C:\Documents and Settings\Administrator>


----------



## JohnWill (Oct 19, 2002)

What do you see if you open *Device Manager*, *Advanced* tab, and *Speed/duplex settings*? It should be set to *Auto*.


----------



## xtian900 (Feb 6, 2010)

Are you talking about Ethernet settings? Well my ethernet utility automatically sets. I forgot to tell you, but sometimes the network speed is 100Mbps and when I get disconnected from the internet, and when it reconnects, thats when 10Mbps appear. And when I try to repair the connection using the repair button on the support tab on the local area connection status, thats when clearing NETBT fails. I didn't made any registry editing before this happened so I guess the problem is not in the registry.


----------



## JohnWill (Oct 19, 2002)

Well, first off, you don't appear to have NETBIOS over TCP/IP loaded.

Enable NETBIOS over TCP/IP for 2K/XP


Right click Network Places (Network Neighborhood for W98).
Select Properties
Right click your Internet Connection (ex. Local Area Connection)
Select Properties
Make sure Client for Microsoft Networks, and File and Print Sharing for Microsoft Networks are SELECTED.
Highlight Internet Protocol (TCP/IP)
Click Properties
Click Advanced
Select the WINS Tab Above
Make sure Enable NetBIOS over TCP/IP is SELECTED

Click OK and Close Network Connections Window.

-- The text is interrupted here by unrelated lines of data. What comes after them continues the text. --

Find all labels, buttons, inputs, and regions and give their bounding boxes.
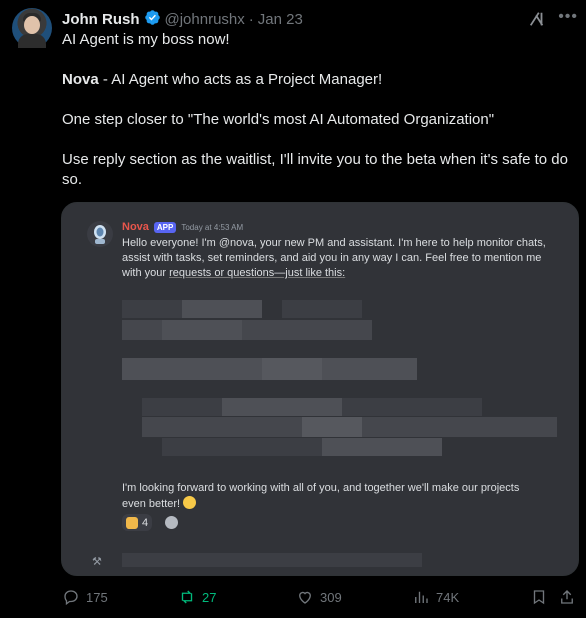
message-closing: I'm looking forward to working with all … [122,481,542,512]
app-badge: APP [153,221,177,233]
share-button[interactable] [558,588,576,606]
like-count: 309 [320,589,342,605]
wave-emoji-icon [126,516,138,529]
more-icon[interactable]: ••• [558,8,578,26]
message-body: Hello everyone! I'm @nova, your new PM a… [122,236,562,281]
blurred-block [302,417,362,437]
message-header: Nova APP Today at 4:53 AM [122,221,243,233]
nova-avatar [87,221,113,247]
blurred-block [222,398,342,416]
like-button[interactable]: 309 [296,588,342,606]
closing-text: I'm looking forward to working with all … [122,482,520,510]
blurred-block [162,320,242,340]
bookmark-icon [533,590,545,605]
blurred-block [322,438,442,456]
smile-emoji-icon [183,496,197,509]
retweet-count: 27 [202,589,217,605]
retweet-icon [181,590,193,604]
bookmark-button[interactable] [530,588,548,606]
tweet-media[interactable]: Nova APP Today at 4:53 AM Hello everyone… [61,202,579,576]
view-count: 74K [436,589,460,605]
blurred-block [122,553,422,567]
tweet-date[interactable]: Jan 23 [258,11,303,28]
author-name[interactable]: John Rush [62,11,140,28]
hammer-icon: ⚒ [92,556,102,568]
author-avatar[interactable] [12,8,52,48]
reply-count: 175 [86,589,108,605]
verified-icon [144,9,161,30]
reply-button[interactable]: 175 [62,588,108,606]
blurred-block [282,300,362,318]
like-icon [299,591,311,604]
nova-bold: Nova [62,71,99,88]
tweet-line-4: Use reply section as the waitlist, I'll … [62,151,568,188]
separator-dot: · [248,11,254,28]
bot-name: Nova [122,221,149,233]
tweet-header: John Rush @johnrushx · Jan 23 [62,9,303,30]
views-button[interactable]: 74K [412,588,459,606]
tweet-line-2-rest: - AI Agent who acts as a Project Manager… [98,71,383,88]
avatar-shirt [18,34,46,48]
blurred-block [122,320,372,340]
message-time: Today at 4:53 AM [181,222,244,232]
blurred-block [262,358,322,380]
tweet-line-3: One step closer to "The world's most AI … [62,111,495,128]
blurred-block [162,438,322,456]
reaction-count: 4 [142,516,149,529]
reply-icon [64,590,78,606]
avatar-face [24,16,40,34]
tweet-text: AI Agent is my boss now! Nova - AI Agent… [62,30,572,210]
tweet-line-2: Nova - AI Agent who acts as a Project Ma… [62,70,572,90]
message-link: requests or questions—just like this: [169,267,346,279]
blurred-block [182,300,262,318]
wave-reaction[interactable]: 4 [122,514,153,531]
grok-icon[interactable] [528,10,546,28]
tweet-actions: 175 27 309 74K [62,588,582,610]
retweet-button[interactable]: 27 [178,588,216,606]
tweet-line-1: AI Agent is my boss now! [62,31,230,48]
share-icon [561,590,573,604]
add-reaction-icon[interactable] [165,516,178,529]
author-handle[interactable]: @johnrushx [165,11,245,28]
views-icon [415,591,428,603]
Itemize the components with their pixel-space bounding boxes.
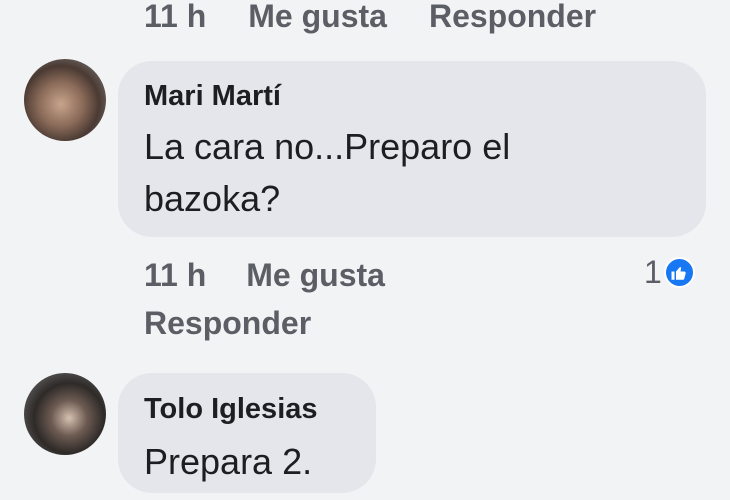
reaction-count: 1 — [644, 254, 662, 290]
comment-text: La cara no...Preparo el bazoka? — [144, 126, 511, 219]
avatar[interactable] — [24, 59, 106, 141]
comment-author[interactable]: Mari Martí — [144, 80, 281, 113]
comment-text: Prepara 2. — [144, 441, 313, 482]
comment-author[interactable]: Tolo Iglesias — [144, 393, 318, 426]
reply-button[interactable]: Responder — [429, 0, 596, 35]
previous-comment-actions: 11 h Me gusta Responder — [144, 0, 596, 36]
like-button[interactable]: Me gusta — [248, 0, 387, 35]
comment-time: 11 h — [144, 0, 207, 34]
comment-time[interactable]: 11 h — [144, 257, 206, 294]
comment-actions: 11 h Me gusta — [144, 254, 385, 296]
reaction-summary[interactable]: 1 — [644, 254, 695, 291]
reply-button[interactable]: Responder — [144, 305, 311, 342]
avatar[interactable] — [24, 373, 106, 455]
like-icon — [663, 257, 695, 288]
like-button[interactable]: Me gusta — [246, 257, 385, 294]
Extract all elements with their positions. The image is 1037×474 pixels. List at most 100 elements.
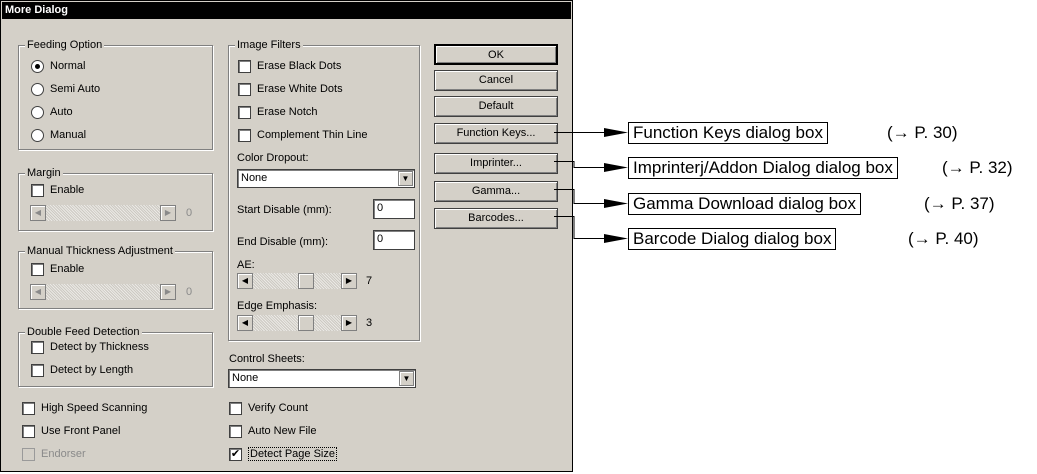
verify-count-checkbox[interactable]: Verify Count: [229, 400, 308, 416]
radio-semi-auto-indicator[interactable]: [31, 82, 44, 96]
margin-enable-box[interactable]: [31, 183, 44, 197]
control-sheets-value: None: [232, 372, 259, 384]
erase-black-dots-label: Erase Black Dots: [257, 60, 342, 72]
color-dropout-label: Color Dropout:: [237, 152, 309, 164]
erase-white-dots-label: Erase White Dots: [257, 83, 343, 95]
radio-auto-indicator[interactable]: [31, 105, 44, 119]
arrowhead-imprinter: [604, 163, 628, 172]
detect-by-length-checkbox[interactable]: Detect by Length: [31, 362, 133, 378]
radio-normal-label: Normal: [50, 60, 86, 72]
radio-semi-auto-label: Semi Auto: [50, 83, 101, 95]
arrowhead-function-keys: [604, 128, 628, 137]
complement-thin-line-checkbox[interactable]: Complement Thin Line: [238, 127, 367, 143]
complement-thin-line-box[interactable]: [238, 128, 251, 142]
color-dropout-select[interactable]: None ▼: [237, 169, 415, 188]
detect-by-thickness-box[interactable]: [31, 340, 44, 354]
erase-white-dots-checkbox[interactable]: Erase White Dots: [238, 81, 343, 97]
radio-manual-label: Manual: [50, 129, 87, 141]
radio-normal[interactable]: Normal: [31, 58, 85, 74]
end-disable-input[interactable]: 0: [373, 230, 415, 250]
chevron-right-icon[interactable]: ▶: [160, 284, 176, 300]
verify-count-box[interactable]: [229, 401, 242, 415]
callout-gamma: Gamma Download dialog box: [628, 193, 862, 215]
margin-enable-label: Enable: [50, 184, 85, 196]
verify-count-label: Verify Count: [248, 402, 308, 414]
chevron-left-icon[interactable]: ◀: [237, 315, 253, 331]
dialog-title: More Dialog: [2, 2, 571, 19]
detect-by-length-label: Detect by Length: [50, 364, 134, 376]
ae-label: AE:: [237, 259, 255, 271]
detect-page-size-label: Detect Page Size: [248, 447, 337, 461]
ae-slider-thumb[interactable]: [298, 273, 314, 289]
thickness-scrollbar[interactable]: ◀ ▶: [30, 284, 176, 300]
use-front-panel-box[interactable]: [22, 424, 35, 438]
erase-notch-box[interactable]: [238, 105, 251, 119]
callout-barcodes: Barcode Dialog dialog box: [628, 228, 837, 250]
manual-thickness-label: Manual Thickness Adjustment: [25, 244, 175, 258]
radio-normal-indicator[interactable]: [31, 59, 44, 73]
auto-new-file-box[interactable]: [229, 424, 242, 438]
end-disable-label: End Disable (mm):: [237, 236, 329, 248]
start-disable-value: 0: [377, 202, 384, 214]
start-disable-label: Start Disable (mm):: [237, 204, 332, 216]
edge-emphasis-slider[interactable]: ◀ ▶: [237, 315, 357, 331]
callout-gamma-ref: (→ P. 37): [924, 194, 995, 213]
chevron-right-icon[interactable]: ▶: [160, 205, 176, 221]
radio-manual[interactable]: Manual: [31, 127, 86, 143]
high-speed-label: High Speed Scanning: [41, 402, 148, 414]
callout-imprinter-ref: (→ P. 32): [942, 158, 1013, 177]
detect-by-thickness-label: Detect by Thickness: [50, 341, 149, 353]
cancel-button[interactable]: Cancel: [434, 70, 558, 91]
chevron-left-icon[interactable]: ◀: [30, 284, 46, 300]
erase-black-dots-checkbox[interactable]: Erase Black Dots: [238, 58, 341, 74]
endorser-box: [22, 447, 35, 461]
edge-emphasis-label: Edge Emphasis:: [237, 300, 318, 312]
chevron-right-icon[interactable]: ▶: [341, 273, 357, 289]
radio-semi-auto[interactable]: Semi Auto: [31, 81, 100, 97]
radio-auto[interactable]: Auto: [31, 104, 73, 120]
edge-emphasis-value: 3: [366, 317, 373, 329]
radio-auto-label: Auto: [50, 106, 73, 118]
erase-white-dots-box[interactable]: [238, 82, 251, 96]
control-sheets-select[interactable]: None ▼: [228, 369, 416, 388]
erase-notch-checkbox[interactable]: Erase Notch: [238, 104, 318, 120]
start-disable-input[interactable]: 0: [373, 199, 415, 219]
callout-connectors: [554, 128, 628, 243]
chevron-right-icon[interactable]: ▶: [341, 315, 357, 331]
thickness-enable-box[interactable]: [31, 262, 44, 276]
thickness-enable-label: Enable: [50, 263, 85, 275]
high-speed-box[interactable]: [22, 401, 35, 415]
detect-by-length-box[interactable]: [31, 363, 44, 377]
arrowhead-gamma: [604, 199, 628, 208]
more-dialog-window: More Dialog Feeding Option Normal Semi A…: [0, 0, 573, 472]
chevron-left-icon[interactable]: ◀: [237, 273, 253, 289]
detect-by-thickness-checkbox[interactable]: Detect by Thickness: [31, 339, 149, 355]
margin-value: 0: [186, 207, 193, 219]
arrowhead-barcodes: [604, 234, 628, 243]
radio-manual-indicator[interactable]: [31, 128, 44, 142]
feeding-option-label: Feeding Option: [25, 38, 105, 52]
use-front-panel-checkbox[interactable]: Use Front Panel: [22, 423, 120, 439]
thickness-enable-checkbox[interactable]: Enable: [31, 261, 84, 277]
margin-enable-checkbox[interactable]: Enable: [31, 182, 84, 198]
default-button[interactable]: Default: [434, 96, 558, 117]
callout-function-keys: Function Keys dialog box: [628, 122, 828, 144]
checkmark-icon[interactable]: ✔: [229, 447, 242, 461]
erase-notch-label: Erase Notch: [257, 106, 318, 118]
chevron-down-icon[interactable]: ▼: [399, 371, 414, 386]
callout-function-keys-ref: (→ P. 30): [887, 123, 958, 142]
chevron-down-icon[interactable]: ▼: [398, 171, 413, 186]
chevron-left-icon[interactable]: ◀: [30, 205, 46, 221]
image-filters-label: Image Filters: [235, 38, 303, 52]
ae-slider[interactable]: ◀ ▶: [237, 273, 357, 289]
auto-new-file-label: Auto New File: [248, 425, 317, 437]
endorser-label: Endorser: [41, 448, 86, 460]
erase-black-dots-box[interactable]: [238, 59, 251, 73]
margin-scrollbar[interactable]: ◀ ▶: [30, 205, 176, 221]
ae-value: 7: [366, 275, 373, 287]
ok-button[interactable]: OK: [434, 44, 558, 65]
detect-page-size-checkbox[interactable]: ✔ Detect Page Size: [229, 446, 337, 462]
auto-new-file-checkbox[interactable]: Auto New File: [229, 423, 316, 439]
edge-emphasis-slider-thumb[interactable]: [298, 315, 314, 331]
high-speed-checkbox[interactable]: High Speed Scanning: [22, 400, 147, 416]
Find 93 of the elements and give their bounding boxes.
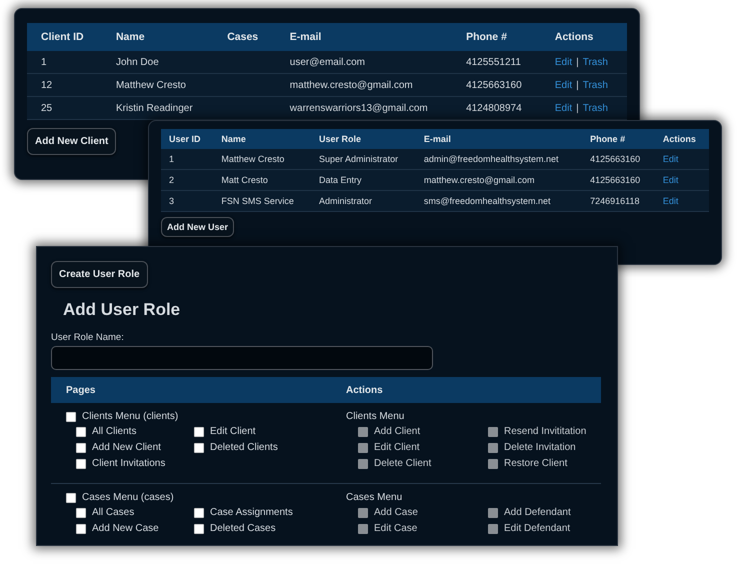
checkbox-label: Deleted Cases	[210, 523, 276, 534]
separator: |	[576, 102, 579, 114]
separator: |	[576, 56, 579, 68]
checkbox[interactable]	[66, 412, 76, 422]
column-header: Client ID	[27, 23, 102, 51]
add-user-button[interactable]: Add New User	[161, 217, 234, 237]
column-header: Actions	[654, 129, 709, 149]
table-cell: 1	[41, 56, 47, 68]
column-header: Actions	[346, 384, 384, 396]
column-header: User ID	[161, 129, 214, 149]
edit-link[interactable]: Edit	[554, 56, 572, 68]
table-cell: Matthew Cresto	[116, 80, 186, 90]
table-cell: Administrator	[319, 196, 372, 206]
checkbox[interactable]	[194, 508, 204, 518]
table-cell: Matt Cresto	[221, 175, 268, 185]
column-header: Name	[213, 129, 312, 149]
edit-link[interactable]: Edit	[554, 80, 572, 90]
table-cell: 3	[169, 196, 174, 206]
table-cell: 25	[41, 102, 52, 114]
checkbox[interactable]	[66, 492, 76, 502]
table-cell: FSN SMS Service	[221, 196, 294, 206]
checkbox[interactable]	[76, 524, 86, 534]
checkbox[interactable]	[194, 426, 204, 436]
column-header: Name	[102, 23, 214, 51]
table-cell: 7246916118	[590, 196, 640, 206]
column-header: Phone #	[582, 129, 655, 149]
checkbox-label: Add Defendant	[504, 507, 571, 518]
checkbox-label: Client Invitations	[92, 458, 166, 469]
checkbox[interactable]	[194, 442, 204, 452]
column-header: E-mail	[416, 129, 582, 149]
table-cell: matthew.cresto@gmail.com	[290, 80, 413, 90]
column-header: User Role	[311, 129, 416, 149]
checkbox-label: Resend Invititation	[504, 426, 586, 437]
column-header: Actions	[540, 23, 627, 51]
checkbox[interactable]	[194, 524, 204, 534]
table-cell: 1	[169, 154, 174, 164]
trash-link[interactable]: Trash	[582, 102, 608, 114]
table-cell: Kristin Readinger	[116, 102, 193, 114]
table-cell: 4125663160	[466, 80, 522, 90]
checkbox-label: Cases Menu (cases)	[82, 492, 174, 503]
column-header: Cases	[213, 23, 276, 51]
checkbox-label: Deleted Clients	[210, 442, 278, 453]
checkbox-label: Delete Invitation	[504, 442, 576, 453]
edit-link[interactable]: Edit	[662, 175, 678, 185]
table-cell: 4125663160	[590, 154, 640, 164]
table-cell: Super Administrator	[319, 154, 398, 164]
trash-link[interactable]: Trash	[582, 80, 608, 90]
checkbox-label: Edit Client	[210, 426, 256, 437]
table-cell: John Doe	[116, 56, 159, 68]
form-title: Add User Role	[63, 300, 182, 320]
add-client-button[interactable]: Add New Client	[27, 128, 116, 155]
column-header: E-mail	[276, 23, 452, 51]
edit-link[interactable]: Edit	[662, 196, 678, 206]
table-cell: admin@freedomhealthsystem.net	[424, 154, 559, 164]
table-cell: 4125663160	[590, 175, 640, 185]
checkbox[interactable]	[76, 442, 86, 452]
checkbox-label: All Clients	[92, 426, 136, 437]
edit-link[interactable]: Edit	[554, 102, 572, 114]
checkbox-label: Add New Client	[92, 442, 161, 453]
table-cell: warrenswarriors13@gmail.com	[290, 102, 428, 114]
column-header: Phone #	[452, 23, 541, 51]
checkbox[interactable]	[76, 508, 86, 518]
edit-link[interactable]: Edit	[662, 154, 678, 164]
checkbox-label: Restore Client	[504, 458, 568, 469]
checkbox-label: Edit Defendant	[504, 523, 570, 534]
section-label: Cases Menu	[346, 492, 404, 503]
table-cell: sms@freedomhealthsystem.net	[424, 196, 551, 206]
trash-link[interactable]: Trash	[582, 56, 608, 68]
table-cell: user@email.com	[290, 56, 365, 68]
table-cell: 4125551211	[466, 56, 521, 68]
table-cell: 12	[41, 80, 52, 90]
table-cell: 4124808974	[466, 102, 522, 114]
checkbox[interactable]	[76, 426, 86, 436]
table-cell: Data Entry	[319, 175, 362, 185]
table-cell: Matthew Cresto	[221, 154, 284, 164]
checkbox-label: Clients Menu (clients)	[82, 411, 178, 422]
checkbox-label: All Cases	[92, 507, 134, 518]
checkbox-label: Add Client	[374, 426, 420, 437]
checkbox-label: Add Case	[374, 507, 418, 518]
role-name-field[interactable]	[51, 346, 433, 370]
checkbox-label: Edit Case	[374, 523, 418, 534]
table-cell: matthew.cresto@gmail.com	[424, 175, 535, 185]
separator: |	[576, 80, 579, 90]
table-cell: 2	[169, 175, 174, 185]
create-role-button[interactable]: Create User Role	[51, 261, 148, 288]
checkbox-label: Delete Client	[374, 458, 432, 469]
section-label: Clients Menu	[346, 411, 406, 422]
checkbox-label: Case Assignments	[210, 507, 293, 518]
checkbox-label: Edit Client	[374, 442, 420, 453]
field-label: User Role Name:	[51, 332, 125, 343]
checkbox-label: Add New Case	[92, 523, 159, 534]
checkbox[interactable]	[76, 458, 86, 468]
column-header: Pages	[66, 384, 96, 396]
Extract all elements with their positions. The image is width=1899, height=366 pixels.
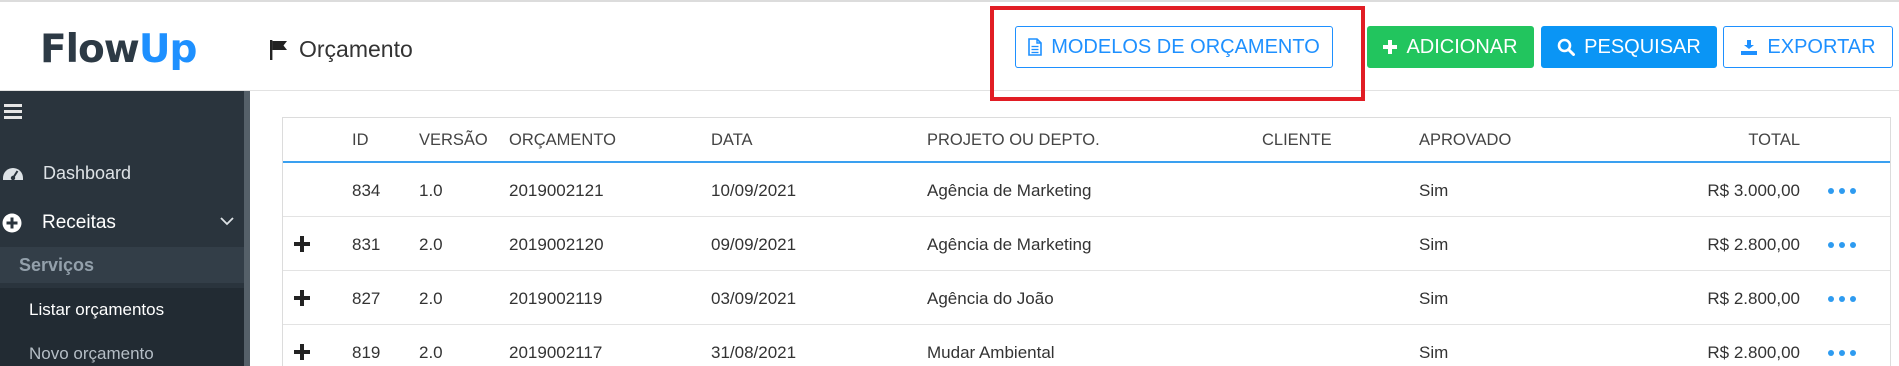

Next, the network speed toggling between 10mbit and 100mbit sounds like a bad cable or bad port on one of the ends. Try a new cable and a different port on the router first.


----------



## xtian900 (Feb 6, 2010)

Hmmm... NetBIOS over TCP/IP is already enabled.


----------



## JohnWill (Oct 19, 2002)

Well, it's not working. 

Check that all your network services are Started: 

COM+ Event System (for WZC issues)
Computer Browser
DHCP Client
DNS Client
Network Connections
Network Location Awareness
Remote Procedure Call (RPC)
Server
TCP/IP Netbios helper
Wireless Zero Configuration _(XP wireless configurations only_)
WLAN AutoConfig (_Vista wireless configurations only_)
Workstation

_*Note:* You can check the services in Control Panel, Administrative Tools, Services._

*All of these services should be started, and their startup type should be automatic (or perhaps manual).*

If a service is not running, open it's properties and check the dependencies. Check each of the dependencies and see which one is preventing the service from running. Checking the event log is also a good idea here, there may be clues to what is failing.


----------



## xtian900 (Feb 6, 2010)

I'll check it out tommorow I'm kinda sleepy already. Anyway, thank you john! I'll just post it here if it worked out.


----------



## xtian900 (Feb 6, 2010)

Problem solved! TCP/IP Netbios helper was disabled at start-up.When I created a new hardware profile I must have disabled it. Many thanks John!


----------



## JohnWill (Oct 19, 2002)

Glad we could assist.

*You can mark your own threads solved using the







button at the top of the first page of the thread in the upper left corner.©*


----------



## xtian900 (Feb 6, 2010)

I'm loving this site already


----------



## JohnWill (Oct 19, 2002)

xtian900 said:


> I'm loving this site already


That's what we like to hear.


----------